Au séminaire israélite, les futurs rabbins sont formés au dialogue judéo-chrétien

En juillet, le séminaire israélite de France a lancé un cycle de formation sur le catholicisme. Destiné aux futurs rabbins, il veut permettre d’« endiguer la méfiance »

Un cycle de formation pour « endiguer la méfiance » et « faire tomber les clichés ». Mi-juillet, le Séminaire israélite de France (SIF) a lancé un module, à destination des futurs rabbins, sur le catholicisme. Dispensé par le père Louis-Marie Coudray, directeur du service national pour les relations avec le judaïsme (SNRJ) de la Conférence des évêques, il aspire à former les élèves « aux évolutions des relations judéo-chrétiennes, en leur donnant des clés de compréhension pour leur permettre de s’y adapter ». Cet enseignement doit reprendre dès octobre.

Directeur du séminaire, le grand rabbin Olivier Kaufmann, est à l’origine du projet. « Les communautés juives semblaient demandeuses d’une telle formation. Et du côté des élèves, je sentais aussi une frustration à ne pas aborder certaines choses clairement », explique-t-il. Il a reçu dès le début le soutien de Michel Gurfinkiel, administrateur du Consistoire central et président de la Commission du dialogue interreligieux.

Assumer « la part de responsabilité du christianisme »
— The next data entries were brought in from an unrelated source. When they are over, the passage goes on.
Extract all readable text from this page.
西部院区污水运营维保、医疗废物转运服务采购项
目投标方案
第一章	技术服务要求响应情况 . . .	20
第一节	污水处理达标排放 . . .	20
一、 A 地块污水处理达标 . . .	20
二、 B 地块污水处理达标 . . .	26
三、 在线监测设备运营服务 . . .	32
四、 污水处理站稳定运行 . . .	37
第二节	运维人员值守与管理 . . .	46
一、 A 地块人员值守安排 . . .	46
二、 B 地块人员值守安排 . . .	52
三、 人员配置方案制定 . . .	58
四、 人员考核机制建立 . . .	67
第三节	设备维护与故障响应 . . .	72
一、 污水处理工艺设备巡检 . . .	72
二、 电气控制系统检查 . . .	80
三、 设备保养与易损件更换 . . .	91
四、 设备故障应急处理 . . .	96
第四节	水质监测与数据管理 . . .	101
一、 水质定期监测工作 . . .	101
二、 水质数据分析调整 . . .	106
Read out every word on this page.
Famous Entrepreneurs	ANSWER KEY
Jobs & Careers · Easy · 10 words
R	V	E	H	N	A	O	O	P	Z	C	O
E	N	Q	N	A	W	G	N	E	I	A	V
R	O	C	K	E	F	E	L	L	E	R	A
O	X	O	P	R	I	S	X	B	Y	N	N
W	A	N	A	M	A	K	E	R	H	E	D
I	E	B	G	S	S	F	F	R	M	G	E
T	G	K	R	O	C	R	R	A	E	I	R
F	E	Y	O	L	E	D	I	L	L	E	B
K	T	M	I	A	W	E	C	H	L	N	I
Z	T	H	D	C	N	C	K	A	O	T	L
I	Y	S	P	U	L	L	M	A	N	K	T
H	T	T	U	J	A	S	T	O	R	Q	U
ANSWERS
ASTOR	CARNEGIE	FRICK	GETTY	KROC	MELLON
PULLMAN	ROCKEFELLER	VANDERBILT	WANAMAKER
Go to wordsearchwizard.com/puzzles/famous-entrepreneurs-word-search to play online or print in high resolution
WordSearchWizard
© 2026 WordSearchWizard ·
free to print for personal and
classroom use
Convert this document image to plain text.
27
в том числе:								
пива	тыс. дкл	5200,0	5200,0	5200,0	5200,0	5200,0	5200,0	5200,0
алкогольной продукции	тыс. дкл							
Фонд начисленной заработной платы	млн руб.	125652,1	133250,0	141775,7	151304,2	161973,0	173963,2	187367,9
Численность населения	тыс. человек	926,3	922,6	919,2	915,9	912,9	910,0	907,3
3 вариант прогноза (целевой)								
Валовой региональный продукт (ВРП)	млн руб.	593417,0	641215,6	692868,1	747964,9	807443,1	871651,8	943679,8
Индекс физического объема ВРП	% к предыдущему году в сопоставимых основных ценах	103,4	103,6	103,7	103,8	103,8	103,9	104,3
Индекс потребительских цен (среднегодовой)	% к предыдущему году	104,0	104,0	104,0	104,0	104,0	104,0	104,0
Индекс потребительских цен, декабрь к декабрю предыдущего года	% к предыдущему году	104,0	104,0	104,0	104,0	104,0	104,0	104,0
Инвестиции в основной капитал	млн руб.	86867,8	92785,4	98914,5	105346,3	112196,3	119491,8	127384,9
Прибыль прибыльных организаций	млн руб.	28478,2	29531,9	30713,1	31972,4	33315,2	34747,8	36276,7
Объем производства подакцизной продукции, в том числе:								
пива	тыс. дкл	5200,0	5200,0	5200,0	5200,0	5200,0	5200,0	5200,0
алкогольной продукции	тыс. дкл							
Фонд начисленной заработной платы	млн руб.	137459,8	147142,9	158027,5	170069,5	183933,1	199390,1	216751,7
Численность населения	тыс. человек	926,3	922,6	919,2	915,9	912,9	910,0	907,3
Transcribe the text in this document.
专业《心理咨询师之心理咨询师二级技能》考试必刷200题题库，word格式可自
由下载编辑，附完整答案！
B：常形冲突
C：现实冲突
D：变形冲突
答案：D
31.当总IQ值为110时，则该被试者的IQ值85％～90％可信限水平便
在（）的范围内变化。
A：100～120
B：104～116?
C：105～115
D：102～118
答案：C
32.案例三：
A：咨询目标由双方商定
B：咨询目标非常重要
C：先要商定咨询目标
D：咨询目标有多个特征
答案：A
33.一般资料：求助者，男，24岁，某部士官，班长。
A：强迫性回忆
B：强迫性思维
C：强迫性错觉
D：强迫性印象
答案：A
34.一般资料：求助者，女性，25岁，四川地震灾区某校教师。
Certes, « des choses existaient avant, mais j’ai voulu franchir un pas en institutionnalisant ce module et en l’érigeant comme un enseignement obligatoire et régulier », poursuit-il. Il souhaite notamment dans cette nouvelle formation « favoriser l’écoute, l’échange, sans tomber dans le syncrétisme et sans gommer les spécificités de chaque religion »

 

Présentation de l’Église, débats sur la perception de chaque culte… « Cette leçon inaugurale a été, pour moi, une vraie découverte. C’est la première fois que je rencontrais et discutais aussi ouvertement avec un représentant de l’Église catholique », souligne Raphaël Horowitz, séminariste. « Avec la profusion d’éléments accessibles sur Internet, nous avons le sentiment de connaître l’autre à travers les bribes d’informations qui nous parviennent, ce qui peut nous pousser à passer à côté d’une vraie rencontre ».

Pour le père Coudray, qui a vécu trente-cinq en Israël, de tels échanges sont devenus indispensables. « Mon expérience en Terre sainte m’a fait percevoir à quel point la connaissance du christianisme était réduite et négative, au sein de la communauté juive. Cette dernière appréhende souvent nos rapports autour de trois points de focalisation historiques : les croisades, l’inquisition, et la Shoah », explique le bénédictin.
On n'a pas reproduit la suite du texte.